Hirst sorgte für Qualitätsverbesserungen am Fahrzeug, für den Aufbau eines Händler- und
Servicenetzwerks. Er brachte den Deutschen eine gehörige Portion Vertrauen entgegen, als
er im November 1945 erstmals Wahlen für einen Betriebsrat anordnete. Demokratie und
Entnazifizierung hielten Einzug. Als die ersten Fahrzeuge 1947 in die Niederlande exportiert
wurden, hatte Hirst ein florierendes Unternehmen aufgebaut, für das nun ein deutscher
Verantwortlicher gesucht wurde. Mit Heinrich Nordhoff, dem ehemaligen Opel-Manager,
fanden die Briten den Mann, der das Unternehmen nach der Übergabe in deutsche Hände im
Oktober 1949 in den Nachkriegsaufschwung führte.
"Ivan Hirst war der richtige Mann zur richtigen Zeit am richtigen Ort", fasst Dr. Manfred
Grieger, Leiter der Historischen Kommunikation der Volkswagen Aktiengesellschaft, seine
Stärken zusammen. "Mit seiner Begeisterung für Technik und Autos und seiner Fähigkeit zur
Improvisation, aber auch durch seine den Menschen zugewandte und konsequente Art des
Umgangs mit den Deutschen trug Hirst entscheidend dazu bei, dass es einen Neuanfang für
die von den Nationalsozialisten gegründete und zunächst auf der Demontageliste der Briten
stehende Fabrik gab." Hirst verließ Wolfsburg im August 1949, als sein Auftrag erfüllt war
und übernahm andere Aufgaben in der britischen Militärverwaltung. Ivan Hirst starb am 9.
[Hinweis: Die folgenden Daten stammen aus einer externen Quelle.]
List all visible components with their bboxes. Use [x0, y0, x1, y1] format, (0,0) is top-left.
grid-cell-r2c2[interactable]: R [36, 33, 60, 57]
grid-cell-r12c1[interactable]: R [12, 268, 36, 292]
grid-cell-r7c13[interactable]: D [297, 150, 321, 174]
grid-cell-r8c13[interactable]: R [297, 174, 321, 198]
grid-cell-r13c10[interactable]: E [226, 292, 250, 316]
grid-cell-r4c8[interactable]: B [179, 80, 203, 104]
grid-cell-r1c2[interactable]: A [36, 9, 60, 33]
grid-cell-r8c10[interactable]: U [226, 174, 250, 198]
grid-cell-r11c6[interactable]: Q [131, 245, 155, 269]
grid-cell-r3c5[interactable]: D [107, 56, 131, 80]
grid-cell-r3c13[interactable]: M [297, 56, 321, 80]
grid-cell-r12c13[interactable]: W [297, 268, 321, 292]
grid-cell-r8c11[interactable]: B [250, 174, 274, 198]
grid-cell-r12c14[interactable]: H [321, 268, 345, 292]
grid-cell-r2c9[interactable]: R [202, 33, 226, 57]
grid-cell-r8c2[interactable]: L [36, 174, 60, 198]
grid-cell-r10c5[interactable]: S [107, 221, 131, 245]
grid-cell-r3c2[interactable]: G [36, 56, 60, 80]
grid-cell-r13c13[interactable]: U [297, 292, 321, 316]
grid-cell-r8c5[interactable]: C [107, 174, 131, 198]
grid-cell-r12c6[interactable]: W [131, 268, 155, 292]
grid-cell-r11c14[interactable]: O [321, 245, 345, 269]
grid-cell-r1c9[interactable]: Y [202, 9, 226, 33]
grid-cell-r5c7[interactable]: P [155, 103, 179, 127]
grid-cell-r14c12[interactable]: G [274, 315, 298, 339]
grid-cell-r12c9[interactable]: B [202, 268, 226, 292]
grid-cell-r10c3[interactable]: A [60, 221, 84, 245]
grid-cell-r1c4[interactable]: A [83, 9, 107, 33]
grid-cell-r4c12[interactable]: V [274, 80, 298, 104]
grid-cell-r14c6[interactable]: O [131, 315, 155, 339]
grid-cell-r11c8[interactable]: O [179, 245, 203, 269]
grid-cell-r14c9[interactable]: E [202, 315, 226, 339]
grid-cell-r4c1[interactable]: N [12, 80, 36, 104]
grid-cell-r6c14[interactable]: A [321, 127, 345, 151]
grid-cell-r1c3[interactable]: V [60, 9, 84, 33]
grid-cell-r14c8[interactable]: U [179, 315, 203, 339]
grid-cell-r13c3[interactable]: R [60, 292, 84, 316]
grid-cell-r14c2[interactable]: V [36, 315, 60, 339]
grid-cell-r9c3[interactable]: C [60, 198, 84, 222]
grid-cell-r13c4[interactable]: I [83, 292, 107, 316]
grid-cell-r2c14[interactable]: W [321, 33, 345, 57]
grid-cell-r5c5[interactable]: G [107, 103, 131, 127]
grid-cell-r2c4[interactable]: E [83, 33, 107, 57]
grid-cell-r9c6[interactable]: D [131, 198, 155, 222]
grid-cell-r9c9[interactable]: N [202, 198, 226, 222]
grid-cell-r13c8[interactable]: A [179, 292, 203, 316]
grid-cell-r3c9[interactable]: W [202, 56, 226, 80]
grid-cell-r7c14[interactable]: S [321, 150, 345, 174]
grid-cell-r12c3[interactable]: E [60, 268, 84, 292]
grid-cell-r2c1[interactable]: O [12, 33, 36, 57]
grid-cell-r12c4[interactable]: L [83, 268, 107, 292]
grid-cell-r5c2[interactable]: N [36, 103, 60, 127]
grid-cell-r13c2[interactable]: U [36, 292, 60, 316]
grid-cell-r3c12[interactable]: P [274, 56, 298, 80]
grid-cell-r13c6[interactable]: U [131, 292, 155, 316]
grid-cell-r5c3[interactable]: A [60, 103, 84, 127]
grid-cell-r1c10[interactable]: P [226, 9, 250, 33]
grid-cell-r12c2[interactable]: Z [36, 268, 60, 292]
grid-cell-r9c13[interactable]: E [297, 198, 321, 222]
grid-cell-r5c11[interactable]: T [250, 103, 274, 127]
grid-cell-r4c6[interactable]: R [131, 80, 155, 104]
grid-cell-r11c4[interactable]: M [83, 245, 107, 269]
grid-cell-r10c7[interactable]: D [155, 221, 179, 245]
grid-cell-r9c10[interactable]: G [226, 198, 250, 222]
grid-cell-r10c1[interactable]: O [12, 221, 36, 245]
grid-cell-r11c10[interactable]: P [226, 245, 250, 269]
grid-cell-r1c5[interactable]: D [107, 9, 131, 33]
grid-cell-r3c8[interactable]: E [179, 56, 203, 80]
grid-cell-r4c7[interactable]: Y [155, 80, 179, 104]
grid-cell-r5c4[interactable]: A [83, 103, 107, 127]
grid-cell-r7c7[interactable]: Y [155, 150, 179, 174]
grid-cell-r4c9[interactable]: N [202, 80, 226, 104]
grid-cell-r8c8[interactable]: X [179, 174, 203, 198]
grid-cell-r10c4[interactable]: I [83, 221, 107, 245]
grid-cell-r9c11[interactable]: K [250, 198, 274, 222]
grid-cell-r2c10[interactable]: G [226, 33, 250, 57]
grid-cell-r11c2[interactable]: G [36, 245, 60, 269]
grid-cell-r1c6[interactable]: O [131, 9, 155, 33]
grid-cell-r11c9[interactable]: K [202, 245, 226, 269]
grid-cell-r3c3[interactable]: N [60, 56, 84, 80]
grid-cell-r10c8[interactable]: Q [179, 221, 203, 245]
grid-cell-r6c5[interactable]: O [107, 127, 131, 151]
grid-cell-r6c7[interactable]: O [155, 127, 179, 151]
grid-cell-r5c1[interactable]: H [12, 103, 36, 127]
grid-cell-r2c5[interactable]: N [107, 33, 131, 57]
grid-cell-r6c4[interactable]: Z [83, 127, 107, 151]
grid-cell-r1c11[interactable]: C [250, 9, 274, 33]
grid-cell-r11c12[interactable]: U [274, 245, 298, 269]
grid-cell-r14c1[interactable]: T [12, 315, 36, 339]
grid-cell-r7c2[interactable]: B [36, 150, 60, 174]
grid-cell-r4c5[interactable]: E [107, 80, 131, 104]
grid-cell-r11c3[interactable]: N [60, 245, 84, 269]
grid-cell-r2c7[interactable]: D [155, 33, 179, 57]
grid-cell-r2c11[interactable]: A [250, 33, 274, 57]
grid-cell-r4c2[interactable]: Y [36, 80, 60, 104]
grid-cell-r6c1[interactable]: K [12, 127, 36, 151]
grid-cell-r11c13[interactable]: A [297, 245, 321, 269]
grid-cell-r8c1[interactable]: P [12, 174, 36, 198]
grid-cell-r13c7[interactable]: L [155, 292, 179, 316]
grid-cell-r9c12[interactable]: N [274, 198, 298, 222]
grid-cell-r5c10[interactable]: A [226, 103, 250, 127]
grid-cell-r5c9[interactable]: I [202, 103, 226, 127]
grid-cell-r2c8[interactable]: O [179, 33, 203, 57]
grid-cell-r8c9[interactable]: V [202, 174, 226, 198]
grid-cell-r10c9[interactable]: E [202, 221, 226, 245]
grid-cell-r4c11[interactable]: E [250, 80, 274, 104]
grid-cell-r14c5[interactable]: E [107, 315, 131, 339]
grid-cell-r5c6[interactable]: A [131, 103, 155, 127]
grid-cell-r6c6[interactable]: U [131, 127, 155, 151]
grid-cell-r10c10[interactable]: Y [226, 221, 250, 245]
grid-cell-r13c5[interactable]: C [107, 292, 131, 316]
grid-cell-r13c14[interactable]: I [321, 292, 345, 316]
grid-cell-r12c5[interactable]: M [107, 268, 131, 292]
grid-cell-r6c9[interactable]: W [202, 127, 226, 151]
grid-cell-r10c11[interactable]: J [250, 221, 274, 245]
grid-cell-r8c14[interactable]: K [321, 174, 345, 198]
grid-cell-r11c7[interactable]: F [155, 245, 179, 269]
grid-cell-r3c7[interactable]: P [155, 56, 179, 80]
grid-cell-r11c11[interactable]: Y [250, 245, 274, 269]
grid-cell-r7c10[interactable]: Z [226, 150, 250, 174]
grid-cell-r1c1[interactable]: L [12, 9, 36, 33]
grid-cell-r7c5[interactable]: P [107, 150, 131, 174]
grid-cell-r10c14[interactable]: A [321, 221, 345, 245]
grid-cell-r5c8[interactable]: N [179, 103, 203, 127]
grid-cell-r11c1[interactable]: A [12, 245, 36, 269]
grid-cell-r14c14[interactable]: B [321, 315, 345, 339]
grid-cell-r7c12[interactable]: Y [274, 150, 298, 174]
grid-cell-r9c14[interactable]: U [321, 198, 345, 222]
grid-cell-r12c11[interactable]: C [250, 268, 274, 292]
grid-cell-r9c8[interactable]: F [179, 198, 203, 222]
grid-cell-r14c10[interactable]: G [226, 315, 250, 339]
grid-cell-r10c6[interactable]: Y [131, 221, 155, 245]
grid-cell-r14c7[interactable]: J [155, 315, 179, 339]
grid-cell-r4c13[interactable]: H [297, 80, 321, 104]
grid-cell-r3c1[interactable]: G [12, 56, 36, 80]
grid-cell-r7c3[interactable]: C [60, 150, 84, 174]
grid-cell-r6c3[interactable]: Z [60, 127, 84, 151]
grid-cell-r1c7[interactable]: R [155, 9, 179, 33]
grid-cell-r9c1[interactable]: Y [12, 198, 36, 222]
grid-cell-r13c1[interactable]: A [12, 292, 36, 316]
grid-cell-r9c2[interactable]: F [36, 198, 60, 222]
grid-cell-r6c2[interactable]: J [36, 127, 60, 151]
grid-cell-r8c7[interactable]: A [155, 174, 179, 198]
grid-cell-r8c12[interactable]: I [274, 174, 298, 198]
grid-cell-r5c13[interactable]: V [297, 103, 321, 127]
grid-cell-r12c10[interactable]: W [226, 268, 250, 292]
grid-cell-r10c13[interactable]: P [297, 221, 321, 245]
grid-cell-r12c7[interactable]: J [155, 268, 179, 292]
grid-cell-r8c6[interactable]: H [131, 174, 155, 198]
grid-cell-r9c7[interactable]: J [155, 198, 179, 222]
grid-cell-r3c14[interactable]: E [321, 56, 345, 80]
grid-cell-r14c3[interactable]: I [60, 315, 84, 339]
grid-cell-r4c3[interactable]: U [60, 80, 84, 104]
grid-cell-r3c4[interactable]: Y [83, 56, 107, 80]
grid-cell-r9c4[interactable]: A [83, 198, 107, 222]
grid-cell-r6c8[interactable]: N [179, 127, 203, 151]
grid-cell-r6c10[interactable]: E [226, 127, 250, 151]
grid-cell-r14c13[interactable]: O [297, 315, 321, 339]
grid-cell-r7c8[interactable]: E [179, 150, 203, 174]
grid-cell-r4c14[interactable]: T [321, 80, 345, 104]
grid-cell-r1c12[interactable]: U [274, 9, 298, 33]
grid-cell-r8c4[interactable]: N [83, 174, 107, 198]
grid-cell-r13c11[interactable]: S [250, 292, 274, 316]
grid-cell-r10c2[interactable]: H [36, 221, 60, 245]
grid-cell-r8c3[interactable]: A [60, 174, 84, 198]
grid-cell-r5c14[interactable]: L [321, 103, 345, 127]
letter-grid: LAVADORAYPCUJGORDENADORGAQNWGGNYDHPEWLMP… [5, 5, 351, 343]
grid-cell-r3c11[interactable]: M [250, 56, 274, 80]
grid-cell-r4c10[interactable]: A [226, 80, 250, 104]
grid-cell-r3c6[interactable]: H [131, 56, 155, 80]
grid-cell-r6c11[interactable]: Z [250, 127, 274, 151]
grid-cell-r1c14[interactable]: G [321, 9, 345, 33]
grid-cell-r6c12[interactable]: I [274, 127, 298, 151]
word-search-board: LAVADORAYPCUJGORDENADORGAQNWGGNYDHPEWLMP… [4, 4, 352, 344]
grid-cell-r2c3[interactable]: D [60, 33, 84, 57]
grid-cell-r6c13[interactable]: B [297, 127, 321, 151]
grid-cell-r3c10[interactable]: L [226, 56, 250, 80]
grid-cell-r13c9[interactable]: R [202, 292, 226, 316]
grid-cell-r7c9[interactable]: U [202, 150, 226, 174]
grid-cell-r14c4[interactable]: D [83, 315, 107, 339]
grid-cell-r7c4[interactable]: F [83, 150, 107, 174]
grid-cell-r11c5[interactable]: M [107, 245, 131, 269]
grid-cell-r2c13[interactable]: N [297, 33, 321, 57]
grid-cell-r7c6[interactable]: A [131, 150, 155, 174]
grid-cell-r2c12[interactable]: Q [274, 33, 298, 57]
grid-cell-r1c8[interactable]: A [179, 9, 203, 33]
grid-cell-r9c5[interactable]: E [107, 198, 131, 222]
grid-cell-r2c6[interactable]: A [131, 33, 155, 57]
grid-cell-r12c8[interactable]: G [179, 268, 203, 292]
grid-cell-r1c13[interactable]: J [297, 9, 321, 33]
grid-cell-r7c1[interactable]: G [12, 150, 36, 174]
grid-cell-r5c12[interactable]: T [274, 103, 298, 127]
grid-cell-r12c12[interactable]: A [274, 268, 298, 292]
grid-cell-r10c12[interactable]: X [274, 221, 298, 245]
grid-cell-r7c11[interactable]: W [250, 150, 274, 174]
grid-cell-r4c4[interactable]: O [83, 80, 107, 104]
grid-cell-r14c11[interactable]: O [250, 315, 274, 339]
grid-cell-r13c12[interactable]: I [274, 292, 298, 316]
März 2000. Sein Grab befindet sich auf dem Friedhof in Saddleworth, in der Nähe seines
Geburtsorts. Die Historische Kommunikation der Volkswagen Aktiengesellschaft vergibt seit
seinem Todesjahr den nach ihm benannten Ivan-Hirst-Preis an herausragende
Nachwuchswissenschaftler.
Mittlerweile ist die entscheidende Rolle der Briten und Ivan Hirst für die heutige Volkswagen
Aktiengesellschaft bekannt. Die bedeutende Phase wurde durch die Veröffentlichung einer
Hirst-Biographie und der Würdigung der britischen Zeit im Volkswagen Werk dokumentiert.
Der Besuch, den Major General Henderson als oberster Repräsentant der britischen
Streitkräfte in Deutschland im Sommer 2013 mit einer Gruppe hochrangiger deutscher und
britischer Militärangehöriger dem Werk abstattete, war ein sichtbares Zeichen der engen
Verbundenheit zwischen dem Unternehmen und seinem britischen Mit-Vater.
Zum 100. Geburtstag sagt Volkswagen darum herzlich: "Thank you, Major Hirst!"